Встав ногами на ее кровать и выглянув в окно, я видела весь наш район, тянувшийся от Люксембургского сада до площади Монжа. Мы называли его “наш пустырь”, потому что дорога до любой станции метро занимала пятнадцать минут. Мы ходили пешком, а папа приезжал к нам на машине.
Месяц назад совсем молодой умерла американская певица с длинными жгутами угольно-черных волос, и из радио лился ее низкий голос, обволакивая нас, хотя мы понимали далеко не все слова.

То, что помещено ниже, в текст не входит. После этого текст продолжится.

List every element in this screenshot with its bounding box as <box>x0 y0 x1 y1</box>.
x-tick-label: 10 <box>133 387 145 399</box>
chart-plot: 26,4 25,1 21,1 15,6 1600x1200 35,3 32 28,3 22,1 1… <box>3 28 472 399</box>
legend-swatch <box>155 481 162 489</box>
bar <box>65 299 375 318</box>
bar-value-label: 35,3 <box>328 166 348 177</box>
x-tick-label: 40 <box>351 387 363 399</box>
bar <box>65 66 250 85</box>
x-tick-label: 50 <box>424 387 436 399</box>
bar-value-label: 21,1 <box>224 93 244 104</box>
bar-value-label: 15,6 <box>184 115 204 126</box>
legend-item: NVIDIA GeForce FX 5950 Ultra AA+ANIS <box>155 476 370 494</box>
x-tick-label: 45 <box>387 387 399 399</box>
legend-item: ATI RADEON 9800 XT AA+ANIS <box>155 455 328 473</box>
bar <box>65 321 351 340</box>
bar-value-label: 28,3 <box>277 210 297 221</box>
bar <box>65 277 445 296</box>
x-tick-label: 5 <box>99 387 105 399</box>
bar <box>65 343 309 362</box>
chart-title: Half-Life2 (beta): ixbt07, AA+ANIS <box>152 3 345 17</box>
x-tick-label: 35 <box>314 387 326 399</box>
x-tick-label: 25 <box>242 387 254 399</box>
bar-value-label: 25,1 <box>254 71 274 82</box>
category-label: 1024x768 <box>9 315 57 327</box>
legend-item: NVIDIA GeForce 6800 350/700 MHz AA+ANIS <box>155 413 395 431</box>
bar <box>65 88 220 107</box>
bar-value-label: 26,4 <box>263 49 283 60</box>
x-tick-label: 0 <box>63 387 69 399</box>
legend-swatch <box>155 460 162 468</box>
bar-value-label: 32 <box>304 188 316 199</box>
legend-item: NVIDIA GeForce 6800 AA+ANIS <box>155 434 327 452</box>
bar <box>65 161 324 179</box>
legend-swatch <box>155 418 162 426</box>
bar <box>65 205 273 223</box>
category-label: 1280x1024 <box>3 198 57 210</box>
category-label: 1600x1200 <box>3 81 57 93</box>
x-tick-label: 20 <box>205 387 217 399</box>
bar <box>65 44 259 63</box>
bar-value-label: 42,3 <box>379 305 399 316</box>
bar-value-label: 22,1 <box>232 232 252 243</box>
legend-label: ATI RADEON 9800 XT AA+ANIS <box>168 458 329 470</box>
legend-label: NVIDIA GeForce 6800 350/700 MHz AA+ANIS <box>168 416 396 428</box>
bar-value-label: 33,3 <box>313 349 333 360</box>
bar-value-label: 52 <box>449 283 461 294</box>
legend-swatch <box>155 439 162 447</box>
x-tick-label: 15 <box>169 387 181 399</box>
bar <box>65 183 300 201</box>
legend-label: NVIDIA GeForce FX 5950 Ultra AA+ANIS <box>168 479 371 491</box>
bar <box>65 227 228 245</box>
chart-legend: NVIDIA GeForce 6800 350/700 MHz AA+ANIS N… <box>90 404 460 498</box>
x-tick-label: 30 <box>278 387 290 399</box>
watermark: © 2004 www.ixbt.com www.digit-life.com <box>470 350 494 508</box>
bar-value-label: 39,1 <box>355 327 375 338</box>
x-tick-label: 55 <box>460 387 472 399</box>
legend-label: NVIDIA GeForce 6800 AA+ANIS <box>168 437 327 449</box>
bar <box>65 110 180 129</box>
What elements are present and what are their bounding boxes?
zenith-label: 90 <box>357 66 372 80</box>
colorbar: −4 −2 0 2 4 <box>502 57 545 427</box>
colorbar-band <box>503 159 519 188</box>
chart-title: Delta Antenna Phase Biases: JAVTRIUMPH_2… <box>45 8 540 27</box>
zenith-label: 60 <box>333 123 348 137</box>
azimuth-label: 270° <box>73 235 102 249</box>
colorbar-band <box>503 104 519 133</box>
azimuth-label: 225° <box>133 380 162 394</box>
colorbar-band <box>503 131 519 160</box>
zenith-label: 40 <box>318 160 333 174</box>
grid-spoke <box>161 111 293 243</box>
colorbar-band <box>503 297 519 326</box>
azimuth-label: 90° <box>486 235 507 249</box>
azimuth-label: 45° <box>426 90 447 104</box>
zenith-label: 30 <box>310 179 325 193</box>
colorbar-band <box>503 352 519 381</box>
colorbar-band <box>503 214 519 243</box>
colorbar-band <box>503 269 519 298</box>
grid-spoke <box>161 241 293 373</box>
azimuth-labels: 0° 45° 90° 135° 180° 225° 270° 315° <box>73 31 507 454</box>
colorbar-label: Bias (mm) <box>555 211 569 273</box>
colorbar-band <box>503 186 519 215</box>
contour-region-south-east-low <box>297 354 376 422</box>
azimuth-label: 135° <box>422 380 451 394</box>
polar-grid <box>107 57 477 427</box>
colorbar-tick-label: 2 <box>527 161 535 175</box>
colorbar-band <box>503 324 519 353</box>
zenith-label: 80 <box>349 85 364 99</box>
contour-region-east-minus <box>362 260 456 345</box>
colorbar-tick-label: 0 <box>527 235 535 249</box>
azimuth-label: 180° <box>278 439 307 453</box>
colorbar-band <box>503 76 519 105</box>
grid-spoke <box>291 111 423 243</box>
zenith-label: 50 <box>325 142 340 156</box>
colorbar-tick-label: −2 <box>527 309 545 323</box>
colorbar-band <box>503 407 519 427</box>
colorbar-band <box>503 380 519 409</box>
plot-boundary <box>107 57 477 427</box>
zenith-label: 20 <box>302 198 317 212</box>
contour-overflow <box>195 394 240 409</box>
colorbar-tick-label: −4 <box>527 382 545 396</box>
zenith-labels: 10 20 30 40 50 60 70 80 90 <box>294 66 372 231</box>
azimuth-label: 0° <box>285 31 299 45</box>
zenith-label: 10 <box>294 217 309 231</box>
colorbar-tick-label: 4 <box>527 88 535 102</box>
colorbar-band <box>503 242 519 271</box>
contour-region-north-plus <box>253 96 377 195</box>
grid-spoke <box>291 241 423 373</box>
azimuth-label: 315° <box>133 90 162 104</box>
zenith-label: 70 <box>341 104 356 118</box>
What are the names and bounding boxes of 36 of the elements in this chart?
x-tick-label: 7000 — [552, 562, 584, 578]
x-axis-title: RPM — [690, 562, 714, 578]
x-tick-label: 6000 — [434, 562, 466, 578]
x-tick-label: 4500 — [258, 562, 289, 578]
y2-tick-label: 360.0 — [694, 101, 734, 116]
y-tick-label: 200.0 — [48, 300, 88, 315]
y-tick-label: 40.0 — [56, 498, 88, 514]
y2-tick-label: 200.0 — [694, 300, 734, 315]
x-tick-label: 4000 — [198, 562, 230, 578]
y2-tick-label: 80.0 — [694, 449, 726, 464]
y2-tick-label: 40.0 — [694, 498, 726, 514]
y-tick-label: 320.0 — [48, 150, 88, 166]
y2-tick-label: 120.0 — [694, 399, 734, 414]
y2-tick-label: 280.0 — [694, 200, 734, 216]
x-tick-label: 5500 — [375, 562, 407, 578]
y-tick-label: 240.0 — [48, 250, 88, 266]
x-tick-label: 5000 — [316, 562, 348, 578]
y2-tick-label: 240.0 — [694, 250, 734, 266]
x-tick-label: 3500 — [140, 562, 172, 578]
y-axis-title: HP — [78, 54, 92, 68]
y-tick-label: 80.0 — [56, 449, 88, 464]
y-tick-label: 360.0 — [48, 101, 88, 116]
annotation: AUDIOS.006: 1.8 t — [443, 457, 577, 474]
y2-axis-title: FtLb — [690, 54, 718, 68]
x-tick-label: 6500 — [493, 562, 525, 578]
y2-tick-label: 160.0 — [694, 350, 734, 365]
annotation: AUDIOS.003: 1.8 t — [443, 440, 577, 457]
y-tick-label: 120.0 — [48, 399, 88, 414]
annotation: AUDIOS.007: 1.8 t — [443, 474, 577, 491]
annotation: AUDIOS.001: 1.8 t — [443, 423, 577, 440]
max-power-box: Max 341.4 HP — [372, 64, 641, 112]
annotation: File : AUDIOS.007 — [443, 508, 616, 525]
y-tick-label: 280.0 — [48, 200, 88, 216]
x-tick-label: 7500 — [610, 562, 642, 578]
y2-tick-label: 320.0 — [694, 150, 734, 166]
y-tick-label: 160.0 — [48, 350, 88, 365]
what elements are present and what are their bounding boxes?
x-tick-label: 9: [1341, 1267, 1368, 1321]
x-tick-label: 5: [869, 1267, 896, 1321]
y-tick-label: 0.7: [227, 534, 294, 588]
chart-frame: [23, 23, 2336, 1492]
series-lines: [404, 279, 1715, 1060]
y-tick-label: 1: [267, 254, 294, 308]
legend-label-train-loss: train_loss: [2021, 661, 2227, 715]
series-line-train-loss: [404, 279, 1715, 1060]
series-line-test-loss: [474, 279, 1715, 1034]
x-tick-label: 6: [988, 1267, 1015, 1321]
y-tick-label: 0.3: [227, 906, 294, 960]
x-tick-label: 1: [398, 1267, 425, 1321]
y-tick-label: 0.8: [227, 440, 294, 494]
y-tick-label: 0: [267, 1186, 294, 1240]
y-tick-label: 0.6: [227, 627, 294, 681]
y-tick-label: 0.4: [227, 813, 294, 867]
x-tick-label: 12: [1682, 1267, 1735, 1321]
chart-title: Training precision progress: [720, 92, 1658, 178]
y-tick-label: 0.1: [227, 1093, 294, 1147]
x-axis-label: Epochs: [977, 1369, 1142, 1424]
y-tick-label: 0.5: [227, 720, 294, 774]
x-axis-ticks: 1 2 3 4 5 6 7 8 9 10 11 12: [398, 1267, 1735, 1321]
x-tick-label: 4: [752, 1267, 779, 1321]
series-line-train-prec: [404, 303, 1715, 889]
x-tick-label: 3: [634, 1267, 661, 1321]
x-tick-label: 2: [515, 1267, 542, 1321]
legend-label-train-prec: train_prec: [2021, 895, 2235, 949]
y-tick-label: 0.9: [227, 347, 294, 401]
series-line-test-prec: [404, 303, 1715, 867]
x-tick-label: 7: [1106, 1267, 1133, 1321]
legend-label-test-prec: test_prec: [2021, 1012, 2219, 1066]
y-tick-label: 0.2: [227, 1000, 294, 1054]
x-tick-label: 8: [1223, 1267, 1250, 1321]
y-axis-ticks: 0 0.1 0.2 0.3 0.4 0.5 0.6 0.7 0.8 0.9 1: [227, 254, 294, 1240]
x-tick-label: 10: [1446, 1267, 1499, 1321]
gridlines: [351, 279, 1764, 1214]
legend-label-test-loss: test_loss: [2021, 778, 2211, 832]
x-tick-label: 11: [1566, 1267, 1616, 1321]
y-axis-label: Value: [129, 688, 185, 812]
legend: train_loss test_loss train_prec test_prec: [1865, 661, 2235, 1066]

Моя лучшая подруга Жюльет уехала из города до сентября, и я почти все лето проводила в одиночестве. Недели перетекали одна в другую. Мы с Жюльет говорили по телефону и обменивались электронными письмами, в пылких, длинных и витиеватых выражениях описывая, как у нас прошел день. Она рассказывала о бабушке, больной раком, и о дедушке, который каждое утро сбегал из дома, чтобы позвонить своей любовнице из деревенской табачной лавки, где он покупал газеты. Жюльет никогда не видела моего отца, но знала, кто он такой. И тем не менее я не могла решиться рассказать ей о нашей встрече с мадам Лапьер. Вместо этого я рассказывала о фильмах, которые ходила смотреть одна, и о том, как проводила дни у фонтана в Люксембургском саду, наблюдая за кудрявым парнем-студентом старше себя. Я ждала, что он меня заметит, но для него я была слишком маленькой.
Социальная иерархия в моем лицее была определена раз и навсегда, и очень немногие могли похвастаться привилегией встречаться с кем хотят. Мы с Жюльет в число этих немногих не входили. К внешности это имело очень отдаленное отношение, потому что положение даже тех девушек, которые в одночасье расцветали, нисколько не менялось – они оставались непопулярными. Я думала, уж не уродина ли я. Я знала, что до красоты Анук мне далеко, но было интересно, так ли уж я непримечательна и есть ли во мне хоть немного ее света.
Несмотря на все то, что я писала Жюльет, на самом деле я вовсе не торчала в Люксембургском саду, надеясь, что тот парень обратит на меня внимание. Этим летом я практически туда не ходила, хотя там было очень тихо и безлюдно: в городе почти никого не осталось. Я боялась снова увидеть мадам Лапьер и избегала появляться около сада, в шестом округе. Вдруг она посмотрит на меня и что-то в моем лице меня выдаст? Вдруг я увижу ее вдвоем с папой?
Я сидела дома, читала, обмахивалась газетами, сохраняла фотографии мадам Лапьер и ее сыновей в папке под названием “другие”. Я ждала, что Анук снова заговорит о ней, но та как будто сознательно вычеркнула из памяти этот день. Меня бесило, что она живет дальше как ни в чем не бывало и даже не думает о нашей встрече с мадам Лапьер.
В утро своего семнадцатилетия я проснулась как от толчка. Раньше мне казалось, что это будет очень важный момент: я стану на год ближе к совершеннолетию, и всего год останется до окончания школы. Я потянулась под тонкой простыней. Мы ничего не планировали на этот день, и он обещал оказаться таким же пустым и унылым, как и все остальное лето.
Мы с Анук отмечали дни рождения без особого энтузиазма. Когда наступала моя очередь, я с самого утра вручала ей какой-нибудь небольшой подарок и говорила: “Joyeux anniversaire”[4], чтобы сразу со всем этим покончить. Во время празднований я чувствовала себя неловко – может быть, потому, что она не научила меня получать от них удовольствие.